The Dice Spelled Murder
- Author: Al Fray
- Language: English
- Genre: Crime
- Publisher: Dell Publishing Company, Inc.
- Publication date: 1957
- Publication place: United States
- Media type: Print (paperback)
- Pages: 191
- OCLC: 123238238
- Preceded by: And Kill Once More
- Followed by: Come Back for More

= The Dice Spelled Murder =

Novel by Al Fray

The Dice Spelled Murder, by American novelist Al Fray, is an American crime novel published in 1957 by Dell Publishing Company, Inc. as a first edition paperback. The jacket notes to Fray's subsequent novel, Come Back for More, refer to The Dice Spelled Murder as a "best selling" novel.

== Plot introduction ==
Danny is a master with the dice and Velma could con any man into anything. As a pair they cruise the California convention circuit, hustling suckers and raking in the dough. Where will their greed finally take them? To the fulfillment of their dreams? Or to sudden, violent death?

== Plot summary ==

Danny Hogan, a truck driver disaffected with his job at Torgus Trucking, meets beautiful Velma Reed in a seedy Los Angeles bar where she has been working as the bartender's shill, enticing lonely men to buy drinks. Danny doesn't recognize Velma, but the two of them attended the same high school in a distant city, where they were only casually acquainted.

Danny was expelled from high school after being caught using loaded dice in an after-school craps game. A short time later, and unbeknownst to Danny, Velma became pregnant and also left school and their home town. Now, a dozen years later, Velma recognizes Danny and renews their acquaintance.
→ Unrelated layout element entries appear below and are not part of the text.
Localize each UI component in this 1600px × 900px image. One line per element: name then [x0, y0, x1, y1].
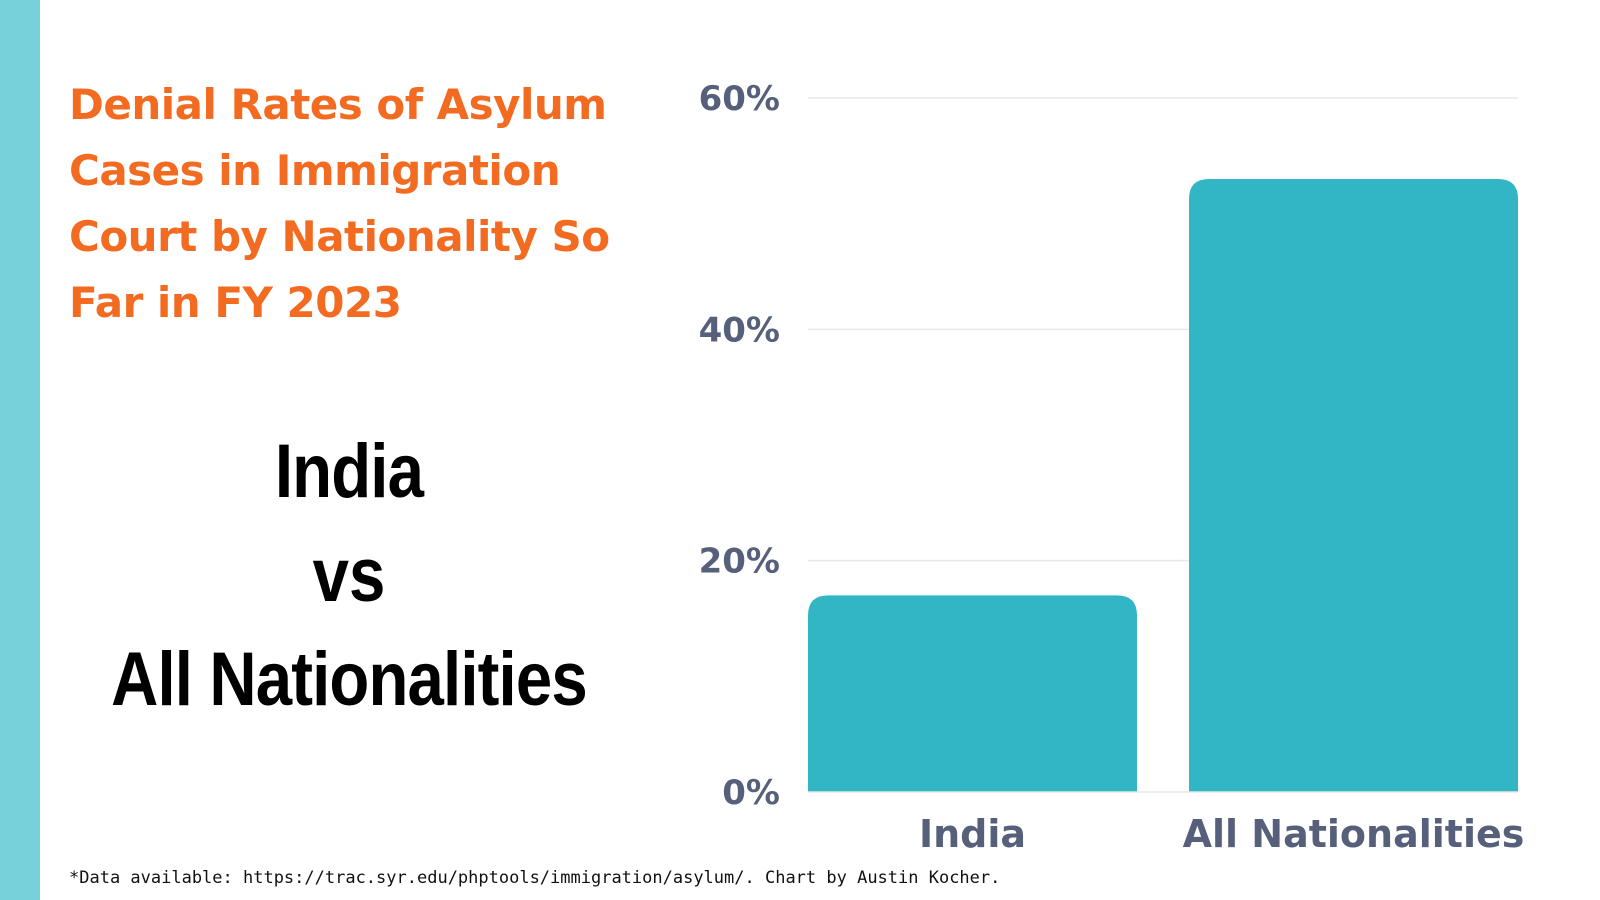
comparison-heading: India vs All Nationalities — [69, 420, 629, 732]
accent-side-bar — [0, 0, 40, 900]
x-axis-categories: India All Nationalities — [919, 812, 1524, 856]
y-tick-label: 20% — [699, 542, 780, 582]
bar-india — [808, 595, 1137, 792]
y-tick-label: 60% — [699, 79, 780, 119]
source-footnote: *Data available: https://trac.syr.edu/ph… — [69, 868, 1001, 888]
bars — [808, 178, 1518, 792]
x-category-label: All Nationalities — [1183, 812, 1525, 856]
comparison-vs: vs — [312, 533, 386, 618]
x-category-label: India — [919, 812, 1026, 856]
y-tick-label: 0% — [722, 773, 780, 813]
comparison-left: India — [274, 429, 424, 514]
y-tick-label: 40% — [699, 310, 780, 350]
chart-title: Denial Rates of Asylum Cases in Immigrat… — [69, 80, 610, 327]
bar-all-nationalities — [1189, 178, 1518, 792]
y-axis-ticks: 0% 20% 40% 60% — [699, 79, 780, 813]
comparison-right: All Nationalities — [111, 637, 588, 722]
Appealing to his greed and his masculinity, she convinces him to use his skills with crooked dice in a confidence game to help her separate convention-goers from their money. At first reluctant because of a beating he received in the Army after being caught using altered dice, Danny eventually agrees, hoping to amass enough money to start his own trucking company. He soon comes to realize that Velma, too, has a loftier purpose in mind—buying a motel in Las Vegas that she can operate, in order to become "legit" and no longer feel ashamed of the way she earns money to support her young son, whom she has placed in a boarding school.

The bulk of the novel's action surrounds Velma's artful pickup of likely suckers at conventions, mostly in California cities, and Danny's subsequent fleecing of them in craps games. Their adventures bring them into contact with a number of ordinary and extraordinary characters, including a gay con artist toward whom Danny displays a disdain that was probably more politically correct in 1957 than it seems now. Various close calls ensue, and Danny loses some of his enthusiasm for the con. He tells Velma he wants to quit, but she convinces him to run the con with her one last time.

Along the way, and unbeknownst to Danny, Velma and another male friend, Joe Lovelli, have committed blackmail. Velma has twice enticed men to her hotel room, where Joe waited in a closet with a camera. Using infrared film, Joe snapped photographs of the men in compromising positions with Velma. The blackmailers then extorted—or attempted to extort—hush-up money from their victims. Danny remains unaware of Velma and Joe's sideline until near the end of the book, when Velma's second blackmail victim, a mob-related big shot, propels the novel to its climax in a fatal car chase.

After struggling with a conflict between conscience and ambition, Danny mails the bulk of his dishonest gambling earnings to Velma's young son, keeping only enough to buy a good used truck so that he and Jill Conner—the pretty, young, former office manager at Torgus Trucking—can start their own trucking firm.